This shows how the output from the get_fuel_use() function can be processed by the make_history() function to create an iterable sequence of dictionaries. Each of the resulting dictionaries has the source data converted to a more useful type.

How it works…

The core type hint for a dictionary names the key type and the value type, in the form Dict[key, value]. The mypy extension type, TypedDict, lets us be more specific about bindings between dictionary keys and a very broad domain of values.

It's important to note that type hints are only checked by the mypy program. These hints have no runtime impact. We could, for example, write a statement like the following:

result: History = {'date': 42}

This statement claims that the result dictionary will match the type hints in the History type definition. The dictionary literal, however, has the wrong type for the date field and a number of other fields are missing.
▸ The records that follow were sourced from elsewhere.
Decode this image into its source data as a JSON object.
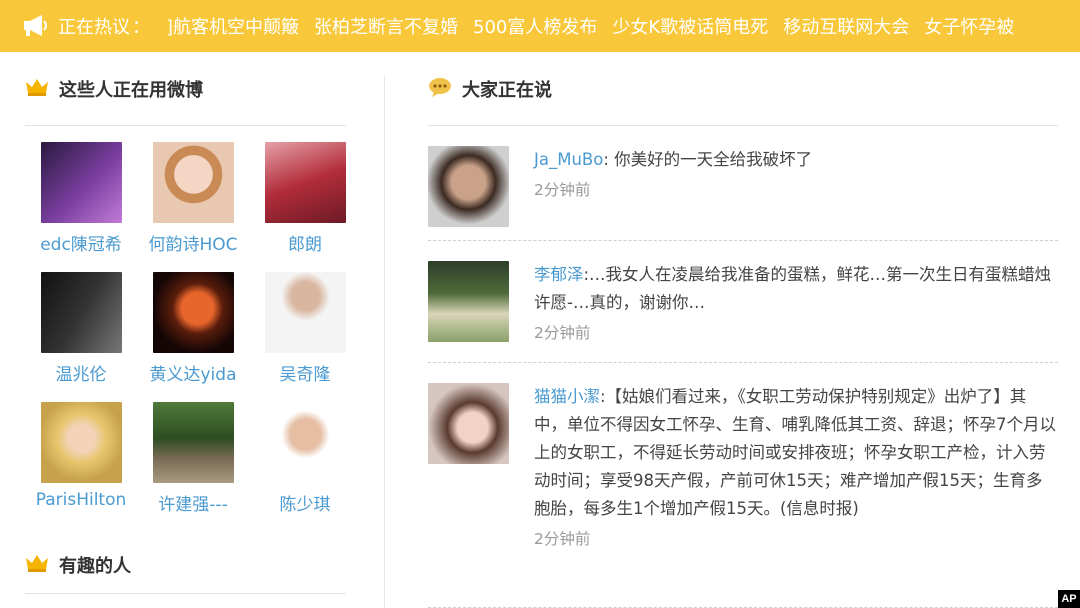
{
  "hot_bar": {
    "label": "正在热议",
    "colon": "：",
    "topics": [
      "]航客机空中颠簸",
      "张柏芝断言不复婚",
      "500富人榜发布",
      "少女K歌被话筒电死",
      "移动互联网大会",
      "女子怀孕被"
    ]
  },
  "left": {
    "section1_title": "这些人正在用微博",
    "users": [
      {
        "name": "edc陳冠希"
      },
      {
        "name": "何韵诗HOC"
      },
      {
        "name": "郎朗"
      },
      {
        "name": "温兆伦"
      },
      {
        "name": "黄义达yida"
      },
      {
        "name": "吴奇隆"
      },
      {
        "name": "ParisHilton"
      },
      {
        "name": "许建强---"
      },
      {
        "name": "陈少琪"
      }
    ],
    "section2_title": "有趣的人"
  },
  "right": {
    "section_title": "大家正在说",
    "posts": [
      {
        "author": "Ja_MuBo",
        "text": ": 你美好的一天全给我破坏了",
        "time": "2分钟前"
      },
      {
        "author": "李郁泽",
        "text": ":…我女人在凌晨给我准备的蛋糕，鲜花…第一次生日有蛋糕蜡烛许愿-…真的，谢谢你…",
        "time": "2分钟前"
      },
      {
        "author": "猫猫小潔",
        "text": ":【姑娘们看过来，《女职工劳动保护特别规定》出炉了】其中，单位不得因女工怀孕、生育、哺乳降低其工资、辞退；怀孕7个月以上的女职工，不得延长劳动时间或安排夜班；怀孕女职工产检，计入劳动时间；享受98天产假，产前可休15天；难产增加产假15天；生育多胞胎，每多生1个增加产假15天。(信息时报)",
        "time": "2分钟前"
      }
    ]
  },
  "watermark": "AP",
  "colors": {
    "hot_bar_bg": "#f9c83a",
    "link": "#4a9ad2",
    "meta": "#999999"
  }
}
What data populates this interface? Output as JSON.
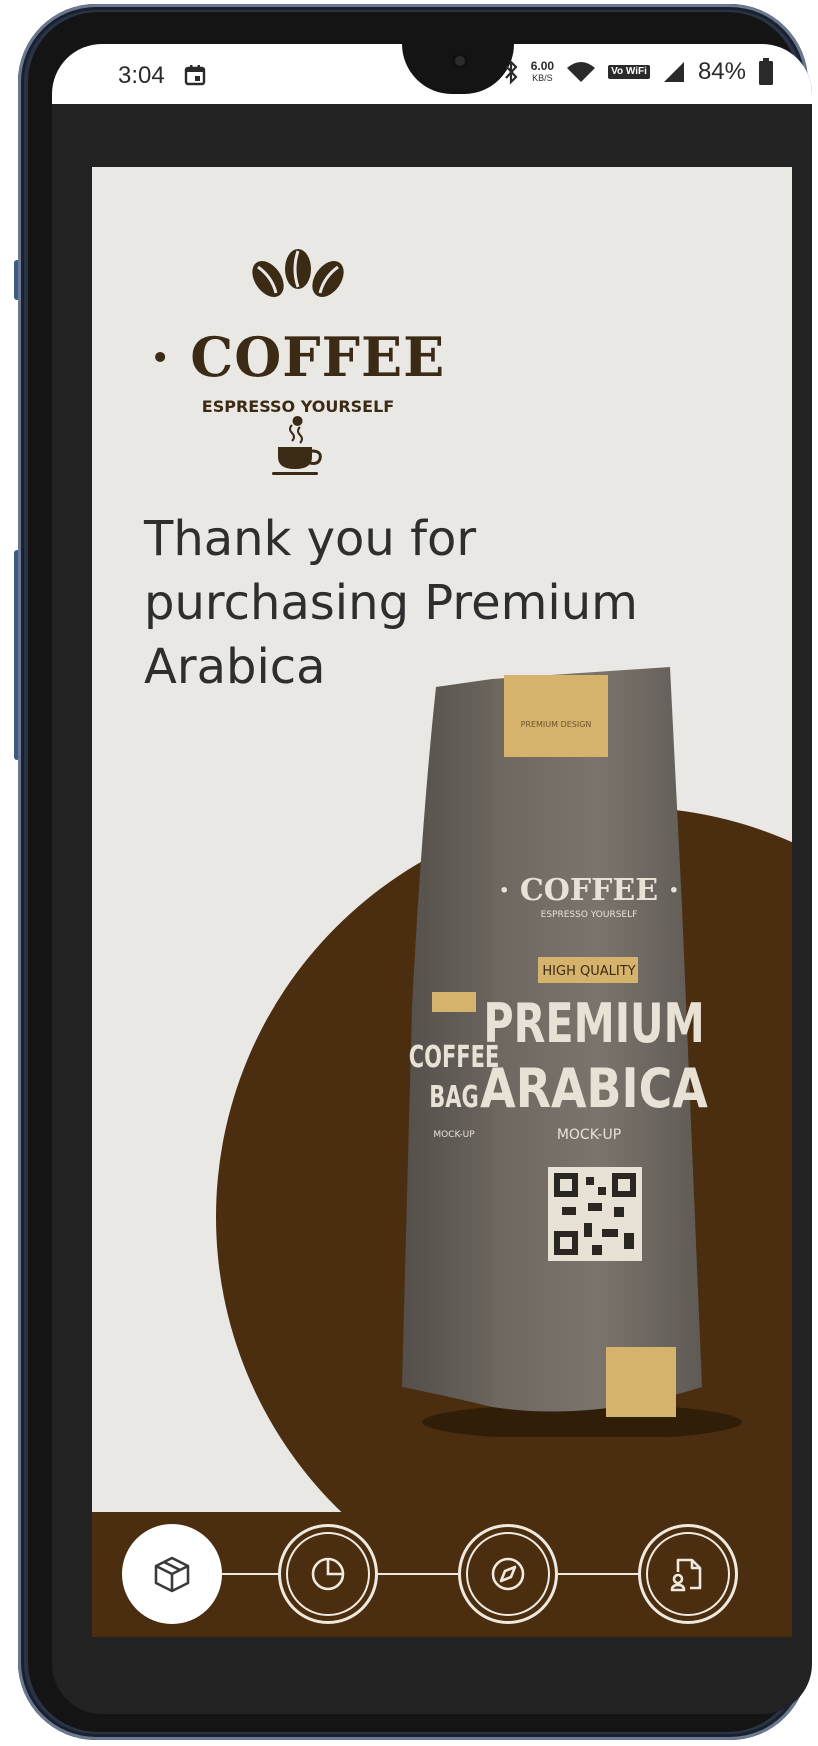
{
  "status_bar": {
    "time": "3:04",
    "net_speed_value": "6.00",
    "net_speed_unit": "KB/S",
    "volte_label": "Vo WiFi",
    "battery": "84%",
    "icons": [
      "calendar-icon",
      "bluetooth-icon",
      "wifi-icon",
      "signal-icon",
      "battery-icon"
    ]
  },
  "logo": {
    "title": "· COFFEE ·",
    "tagline": "ESPRESSO YOURSELF"
  },
  "message": "Thank you for purchasing Premium Arabica",
  "product_image": {
    "lettering": [
      "PREMIUM DESIGN",
      "COFFEE",
      "ESPRESSO YOURSELF",
      "HIGH QUALITY",
      "PREMIUM",
      "ARABICA",
      "MOCK-UP",
      "COFFEE",
      "BAG",
      "MOCK-UP"
    ]
  },
  "steps": [
    {
      "name": "box-icon",
      "active": true
    },
    {
      "name": "pie-chart-icon",
      "active": false
    },
    {
      "name": "compass-icon",
      "active": false
    },
    {
      "name": "document-person-icon",
      "active": false
    }
  ],
  "colors": {
    "brand_brown": "#4b2e0f",
    "background": "#eae8e4",
    "text_dark": "#2e2e2e"
  }
}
While this will execute, it will raise errors from mypy.

There's more…

One of the common cases for heterogeneity is optional items. The type hint Optional[str] is the same as Union[str, None]. This optional or union specification is a very specialized kind of heterogeneity. This is rarely needed with a dictionary, since it can be simpler to omit the key: value pair entirely.

There are some parallels between TypedDict and the NamedTuple type definitions. We can, for example, make a few small syntax changes to create a named tuple instead of a typed dictionary. The alternative looks like this:

from typing import NamedTuple
HistoryT = NamedTuple(
    'HistoryT',
    [
        ('date', datetime.date),
        ('start_time', datetime.time),
        ('start_fuel', float),
        ('end_time', datetime.time),
        ('end_fuel', float)
    ]
)

Because a HistoryT object has an _asdict() method, it's possible to produce a dictionary that matches the History typed dict shown above.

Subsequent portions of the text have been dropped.